No primeiro de maio, anarquistas e anticapitalistas de Hamilton se reuniram no Beasley 
Park para uma marcha e uma festa de rua. O clima estava frio e chuvoso, então o público 
foi abaixo dos anos anteriores, mas nós tínhamos muita energia e por alguma razão, a 
polícia foi muito menos intransigente do que eles costumavam ser (o primeiro de maio 
tendia a ser um pouco mais conflituoso no passado), o que com certeza é melhor assim. ---- 
Nós tomamos as ruas e marchamos ao norte em direção ao Barton Jail. Houve uma fala 
destacando o papel que a prisão desempenha na sociedade e como na prisão os gananciosos 
agentes penitenciários ratos bastardos vêm usando as muitas mortes devido às más condições 
lá como moeda de troca nas suas negociações com a província.

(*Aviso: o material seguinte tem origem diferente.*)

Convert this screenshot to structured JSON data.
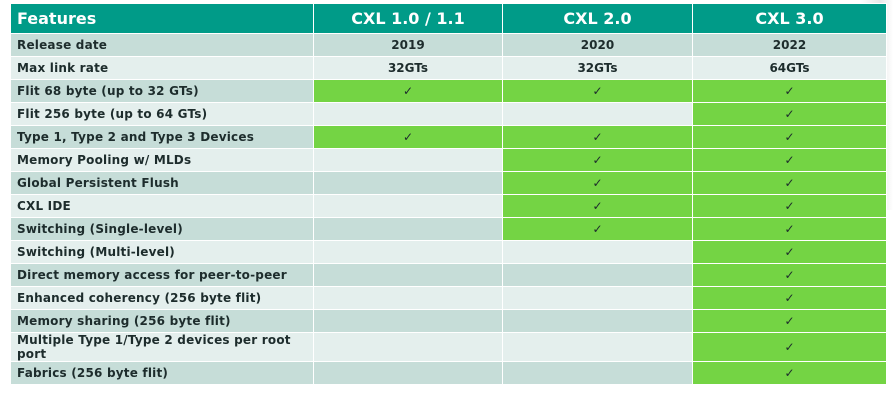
{
  "headers": [
    "Features",
    "CXL 1.0 / 1.1",
    "CXL 2.0",
    "CXL 3.0"
  ],
  "check_icon": "✓",
  "colors": {
    "header": "#009b88",
    "row_odd": "#c6ddd8",
    "row_even": "#e4efed",
    "supported": "#74d444"
  },
  "rows": [
    {
      "feature": "Release date",
      "values": [
        "2019",
        "2020",
        "2022"
      ]
    },
    {
      "feature": "Max link rate",
      "values": [
        "32GTs",
        "32GTs",
        "64GTs"
      ]
    },
    {
      "feature": "Flit 68 byte (up to 32 GTs)",
      "checks": [
        true,
        true,
        true
      ]
    },
    {
      "feature": "Flit 256 byte (up to 64 GTs)",
      "checks": [
        false,
        false,
        true
      ]
    },
    {
      "feature": "Type 1, Type 2 and Type 3 Devices",
      "checks": [
        true,
        true,
        true
      ]
    },
    {
      "feature": "Memory Pooling w/ MLDs",
      "checks": [
        false,
        true,
        true
      ]
    },
    {
      "feature": "Global Persistent Flush",
      "checks": [
        false,
        true,
        true
      ]
    },
    {
      "feature": "CXL IDE",
      "checks": [
        false,
        true,
        true
      ]
    },
    {
      "feature": "Switching (Single-level)",
      "checks": [
        false,
        true,
        true
      ]
    },
    {
      "feature": "Switching (Multi-level)",
      "checks": [
        false,
        false,
        true
      ]
    },
    {
      "feature": "Direct memory access for peer-to-peer",
      "checks": [
        false,
        false,
        true
      ]
    },
    {
      "feature": "Enhanced coherency (256 byte flit)",
      "checks": [
        false,
        false,
        true
      ]
    },
    {
      "feature": "Memory sharing (256 byte flit)",
      "checks": [
        false,
        false,
        true
      ]
    },
    {
      "feature": "Multiple Type 1/Type 2 devices per root port",
      "checks": [
        false,
        false,
        true
      ]
    },
    {
      "feature": "Fabrics (256 byte flit)",
      "checks": [
        false,
        false,
        true
      ]
    }
  ]
}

Nós então marchamos a oeste para a James St N, o coração da gentrificação em Hamilton, 
detonando bombas de fumaça, espalhando adesivos e rindo dos hipsters surpresos dando uma 
pausa em seus hambúrgueres de $20 para assistir ao protesto. Um manifestante destacou em 
sua fala o trabalho da “Hamilton Tenants Solidarity Network”, que está enfrentando os 
despejos através da cidade e apoiando-articulando moradores inquilinos contra as remoções.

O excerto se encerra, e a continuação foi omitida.